The difference, I think, is feminism. Back in the 1970s, feminism acted as
the ground for a synthesis for many competing fields of theory, from
Marxism to semiotics to psychoanalysis. Feminist criticism, theory, and
filmmaking brought these together in a productive mix. Any treatment of
subjectivity must trace roots back to this moment, whether it has to do
with class, race, gender, sexuality, nationality, imperiality, and any
other "ities." 

While feminism became generalized in film theory and practise (at least in
the independent sphere), an analogous development never happened. This is
testiment to a deeply conservative authoritarianism within the New Left.
For example, for all of Ogawa Productions radicalism, it was a deeply
sexist organization. Feminism has been a significant force for social and
political *movement*, but in terms of critical and theoretical and artistic
intervention, that authoritarianism within the left has kept it localized
and contained. Artists who consciously use feminism in their work, Idemitsu
Mako for example, are pretty much despised and marginalized. Outside of
Idemitsu, all the women filmmakers I've met are like Sento----they are very
anxious to proclaim they are NOT feminists. 

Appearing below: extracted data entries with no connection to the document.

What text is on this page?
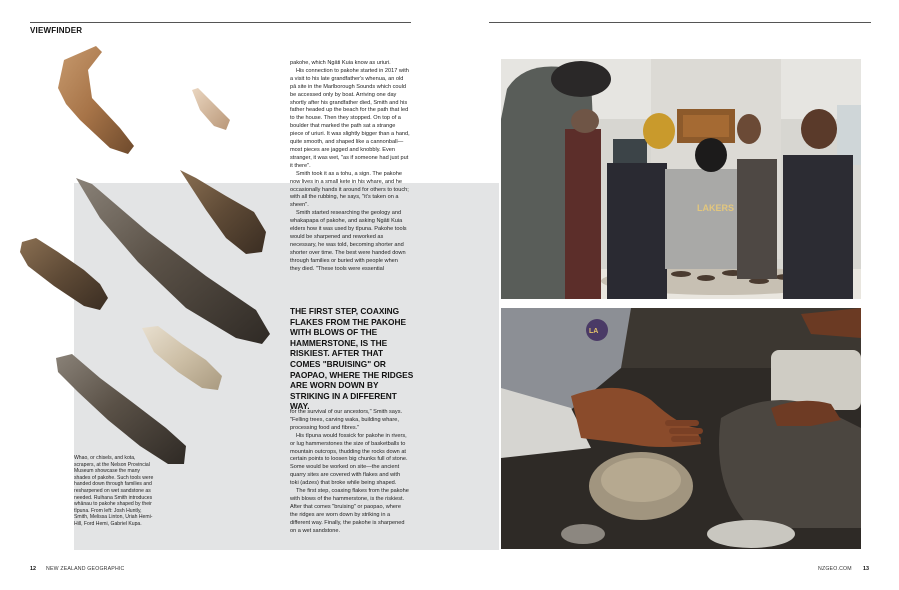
VIEWFINDER

pakohe, which Ngāti Kuia know as uriuri.

His connection to pakohe started in 2017 with a visit to his late grandfather's whenua, an old pā site in the Marlborough Sounds which could be accessed only by boat. Arriving one day shortly after his grandfather died, Smith and his father headed up the beach for the path that led to the house. Then they stopped. On top of a boulder that marked the path sat a strange piece of uriuri. It was slightly bigger than a hand, quite smooth, and shaped like a cannonball—most pieces are jagged and knobbly. Even stranger, it was wet, "as if someone had just put it there".

Smith took it as a tohu, a sign. The pakohe now lives in a small kete in his whare, and he occasionally hands it around for others to touch; with all the rubbing, he says, "it's taken on a sheen".

Smith started researching the geology and whakapapa of pakohe, and asking Ngāti Kuia elders how it was used by tīpuna. Pakohe tools would be sharpened and reworked as necessary, he was told, becoming shorter and shorter over time. The best were handed down through families or buried with people when they died. "These tools were essential

THE FIRST STEP, COAXING FLAKES FROM THE PAKOHE WITH BLOWS OF THE HAMMERSTONE, IS THE RISKIEST. AFTER THAT COMES "BRUISING" OR PAOPAO, WHERE THE RIDGES ARE WORN DOWN BY STRIKING IN A DIFFERENT WAY.

for the survival of our ancestors," Smith says. "Felling trees, carving waka, building whare, processing food and fibres."

His tīpuna would fossick for pakohe in rivers, or lug hammerstones the size of basketballs to mountain outcrops, thudding the rocks down at certain points to loosen big chunks full of stone. Some would be worked on site—the ancient quarry sites are covered with flakes and with toki (adzes) that broke while being shaped.

The first step, coaxing flakes from the pakohe with blows of the hammerstone, is the riskiest. After that comes "bruising" or paopao, where the ridges are worn down by striking in a different way. Finally, the pakohe is sharpened on a wet sandstone.

Whao, or chisels, and kota, scrapers, at the Nelson Provincial Museum showcase the many shades of pakohe. Such tools were handed down through families and resharpened on wet sandstone as needed. Ruihana Smith introduces whānau to pakohe shaped by their tīpuna. From left: Josh Huntly, Smith, Melissa Linton, Uriah Hemi-Hill, Ford Hemi, Gabriel Kupa.

LAKERS
LA
12 NEW ZEALAND GEOGRAPHIC	NZGEO.COM 13
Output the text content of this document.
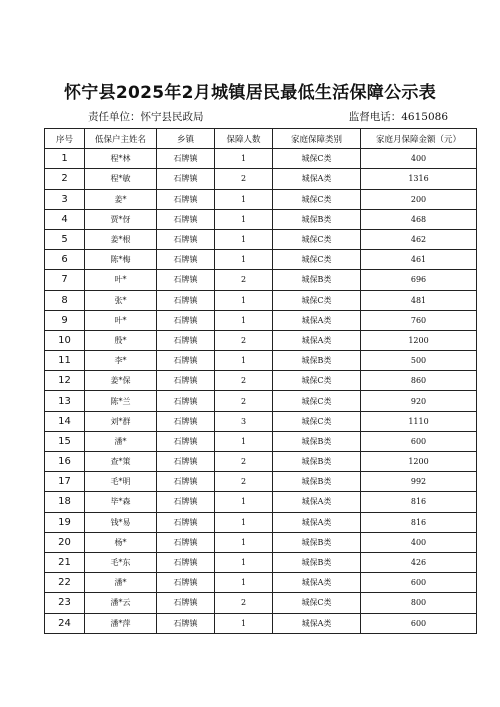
怀宁县2025年2月城镇居民最低生活保障公示表
责任单位：怀宁县民政局	监督电话：4615086
序号	低保户主姓名	乡镇	保障人数	家庭保障类别	家庭月保障金额（元）
1	程*林	石牌镇	1	城保C类	400
2	程*敏	石牌镇	2	城保A类	1316
3	姜*	石牌镇	1	城保C类	200
4	贾*伢	石牌镇	1	城保B类	468
5	姜*根	石牌镇	1	城保C类	462
6	陈*梅	石牌镇	1	城保C类	461
7	叶*	石牌镇	2	城保B类	696
8	张*	石牌镇	1	城保C类	481
9	叶*	石牌镇	1	城保A类	760
10	殷*	石牌镇	2	城保A类	1200
11	李*	石牌镇	1	城保B类	500
12	姜*保	石牌镇	2	城保C类	860
13	陈*兰	石牌镇	2	城保C类	920
14	刘*群	石牌镇	3	城保C类	1110
15	潘*	石牌镇	1	城保B类	600
16	查*策	石牌镇	2	城保B类	1200
17	毛*明	石牌镇	2	城保B类	992
18	毕*森	石牌镇	1	城保A类	816
19	钱*易	石牌镇	1	城保A类	816
20	杨*	石牌镇	1	城保B类	400
21	毛*东	石牌镇	1	城保B类	426
22	潘*	石牌镇	1	城保A类	600
23	潘*云	石牌镇	2	城保C类	800
24	潘*萍	石牌镇	1	城保A类	600
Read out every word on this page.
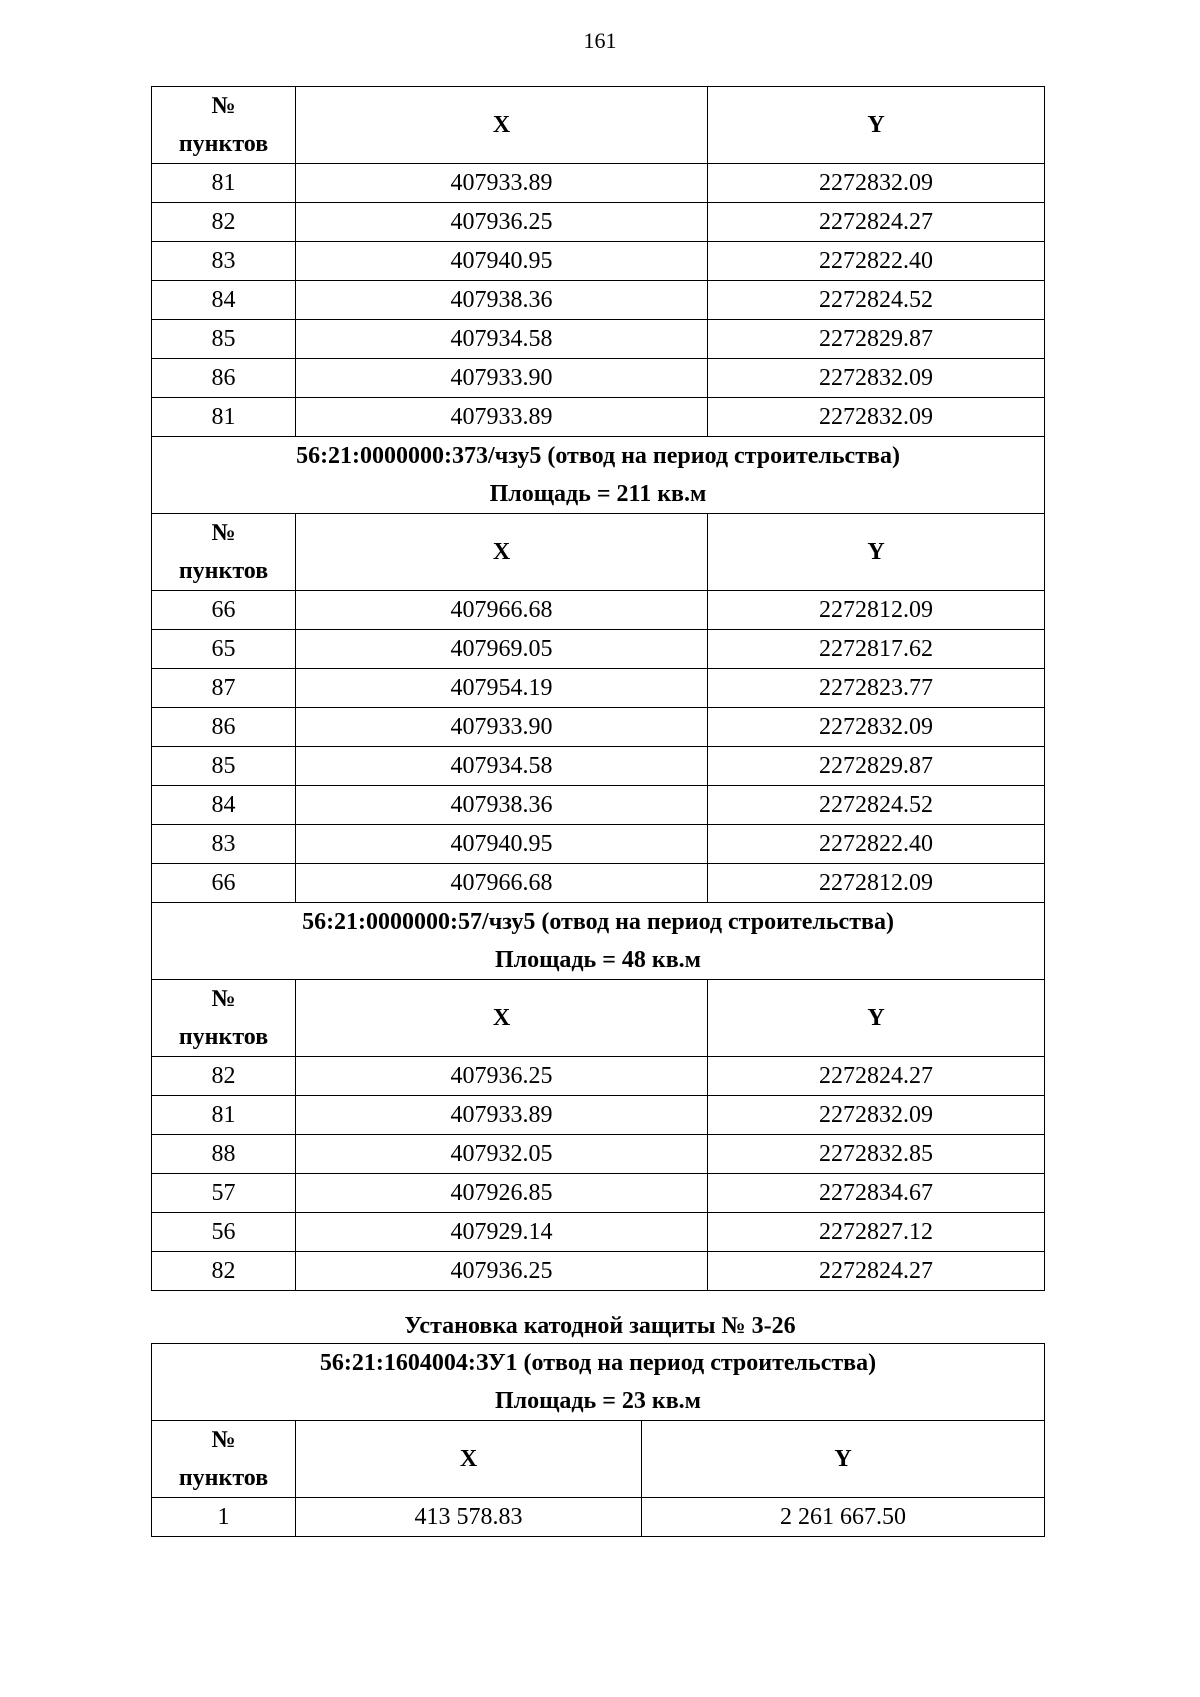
161
№
пунктов	X	Y
81	407933.89	2272832.09
82	407936.25	2272824.27
83	407940.95	2272822.40
84	407938.36	2272824.52
85	407934.58	2272829.87
86	407933.90	2272832.09
81	407933.89	2272832.09

56:21:0000000:373/чзу5 (отвод на период строительства)
Площадь = 211 кв.м		

№
пунктов	X	Y
66	407966.68	2272812.09
65	407969.05	2272817.62
87	407954.19	2272823.77
86	407933.90	2272832.09
85	407934.58	2272829.87
84	407938.36	2272824.52
83	407940.95	2272822.40
66	407966.68	2272812.09

56:21:0000000:57/чзу5 (отвод на период строительства)
Площадь = 48 кв.м		

№
пунктов	X	Y
82	407936.25	2272824.27
81	407933.89	2272832.09
88	407932.05	2272832.85
57	407926.85	2272834.67
56	407929.14	2272827.12
82	407936.25	2272824.27
Установка катодной защиты № 3-26
56:21:1604004:ЗУ1 (отвод на период строительства)
Площадь = 23 кв.м		

№
пунктов	X	Y
1	413 578.83	2 261 667.50
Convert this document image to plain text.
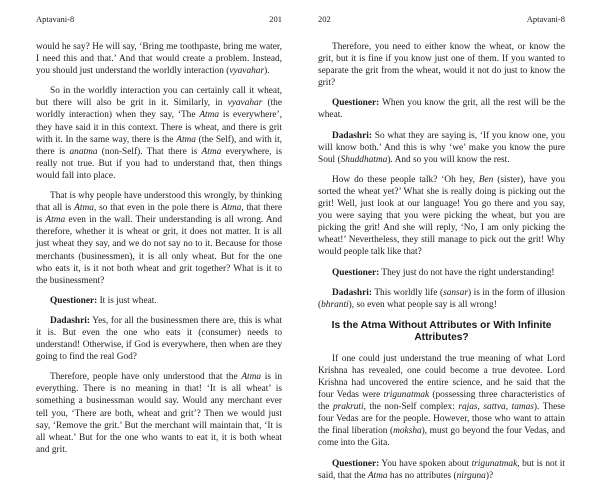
Aptavani-8	201

would he say? He will say, ‘Bring me toothpaste, bring me water, I need this and that.’ And that would create a problem. Instead, you should just understand the worldly interaction (vyavahar).

So in the worldly interaction you can certainly call it wheat, but there will also be grit in it. Similarly, in vyavahar (the worldly interaction) when they say, ‘The Atma is everywhere’, they have said it in this context. There is wheat, and there is grit with it. In the same way, there is the Atma (the Self), and with it, there is anatma (non-Self). That there is Atma everywhere, is really not true. But if you had to understand that, then things would fall into place.

That is why people have understood this wrongly, by thinking that all is Atma, so that even in the pole there is Atma, that there is Atma even in the wall. Their understanding is all wrong. And therefore, whether it is wheat or grit, it does not matter. It is all just wheat they say, and we do not say no to it. Because for those merchants (businessmen), it is all only wheat. But for the one who eats it, is it not both wheat and grit together? What is it to the businessment?

Questioner: It is just wheat.

Dadashri: Yes, for all the businessmen there are, this is what it is. But even the one who eats it (consumer) needs to understand! Otherwise, if God is everywhere, then when are they going to find the real God?

Therefore, people have only understood that the Atma is in everything. There is no meaning in that! ‘It is all wheat’ is something a businessman would say. Would any merchant ever tell you, ‘There are both, wheat and grit’? Then we would just say, ‘Remove the grit.’ But the merchant will maintain that, ‘It is all wheat.’ But for the one who wants to eat it, it is both wheat and grit.

202	Aptavani-8

Therefore, you need to either know the wheat, or know the grit, but it is fine if you know just one of them. If you wanted to separate the grit from the wheat, would it not do just to know the grit?

Questioner: When you know the grit, all the rest will be the wheat.

Dadashri: So what they are saying is, ‘If you know one, you will know both.’ And this is why ‘we’ make you know the pure Soul (Shuddhatma). And so you will know the rest.

How do these people talk? ‘Oh hey, Ben (sister), have you sorted the wheat yet?’ What she is really doing is picking out the grit! Well, just look at our language! You go there and you say, you were saying that you were picking the wheat, but you are picking the grit! And she will reply, ‘No, I am only picking the wheat!’ Nevertheless, they still manage to pick out the grit! Why would people talk like that?

Questioner: They just do not have the right understanding!

Dadashri: This worldly life (sansar) is in the form of illusion (bhranti), so even what people say is all wrong!

Is the Atma Without Attributes or With Infinite Attributes?

If one could just understand the true meaning of what Lord Krishna has revealed, one could become a true devotee. Lord Krishna had uncovered the entire science, and he said that the four Vedas were trigunatmak (possessing three characteristics of the prakruti, the non-Self complex: rajas, sattva, tamas). These four Vedas are for the people. However, those who want to attain the final liberation (moksha), must go beyond the four Vedas, and come into the Gita.

Questioner: You have spoken about trigunatmak, but is not it said, that the Atma has no attributes (nirguna)?
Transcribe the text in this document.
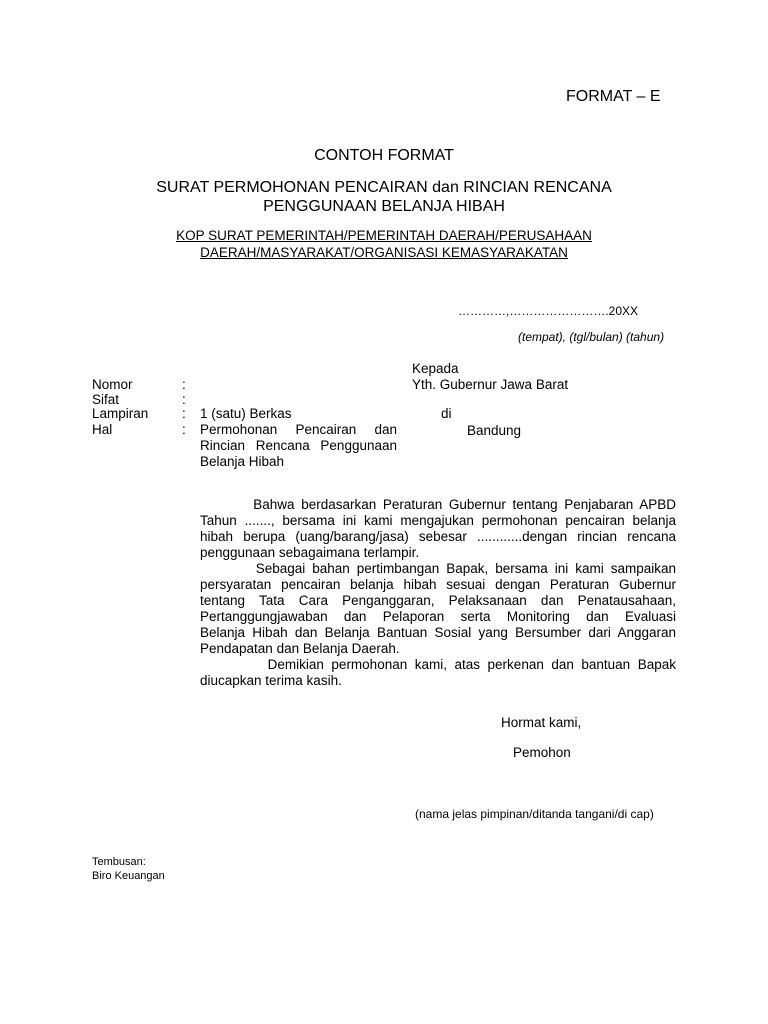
FORMAT – E
CONTOH FORMAT
SURAT PERMOHONAN PENCAIRAN dan RINCIAN RENCANA
PENGGUNAAN BELANJA HIBAH
KOP SURAT PEMERINTAH/PEMERINTAH DAERAH/PERUSAHAAN
DAERAH/MASYARAKAT/ORGANISASI KEMASYARAKATAN
…………,…………………….20XX
(tempat), (tgl/bulan) (tahun)
Kepada
Yth. Gubernur Jawa Barat
di
Bandung
Nomor	:
Sifat	:
Lampiran : 1 (satu) Berkas
Hal	: Permohonan Pencairan dan
Rincian Rencana Penggunaan
Belanja Hibah
Bahwa berdasarkan Peraturan Gubernur tentang Penjabaran APBD
Tahun ......., bersama ini kami mengajukan permohonan pencairan belanja
hibah berupa (uang/barang/jasa) sebesar ............dengan rincian rencana
penggunaan sebagaimana terlampir.
Sebagai bahan pertimbangan Bapak, bersama ini kami sampaikan
persyaratan pencairan belanja hibah sesuai dengan Peraturan Gubernur
tentang Tata Cara Penganggaran, Pelaksanaan dan Penatausahaan,
Pertanggungjawaban dan Pelaporan serta Monitoring dan Evaluasi
Belanja Hibah dan Belanja Bantuan Sosial yang Bersumber dari Anggaran
Pendapatan dan Belanja Daerah.
Demikian permohonan kami, atas perkenan dan bantuan Bapak
diucapkan terima kasih.
Hormat kami,
Pemohon
(nama jelas pimpinan/ditanda tangani/di cap)
Tembusan:
Biro Keuangan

So while filmmakers here treat the social dimensions of subjectivity and
representation as a matter of course, these young Japanese filmmakers
aggressively avoid this approach. And in the course of the 1990s, this
stance has been thoroughly imbricated by otaku subjectivity. 

I do think things are changing within the left. When I posed this
hypothesis to people like Hatano, Kawanaka, Iizuka, Nakajima and others,
they sheepishly thought there was something to this.  Nakajima and
Kawanaka. in particular. are keenly aware of developments in Euro-American
experimental film and video. And recent discussions about Ogawa Pro have
broached its sexism, and they way women were treated. 

And in the end, this does show how important education in the film and art
schools is. Certainly, that's where change will start.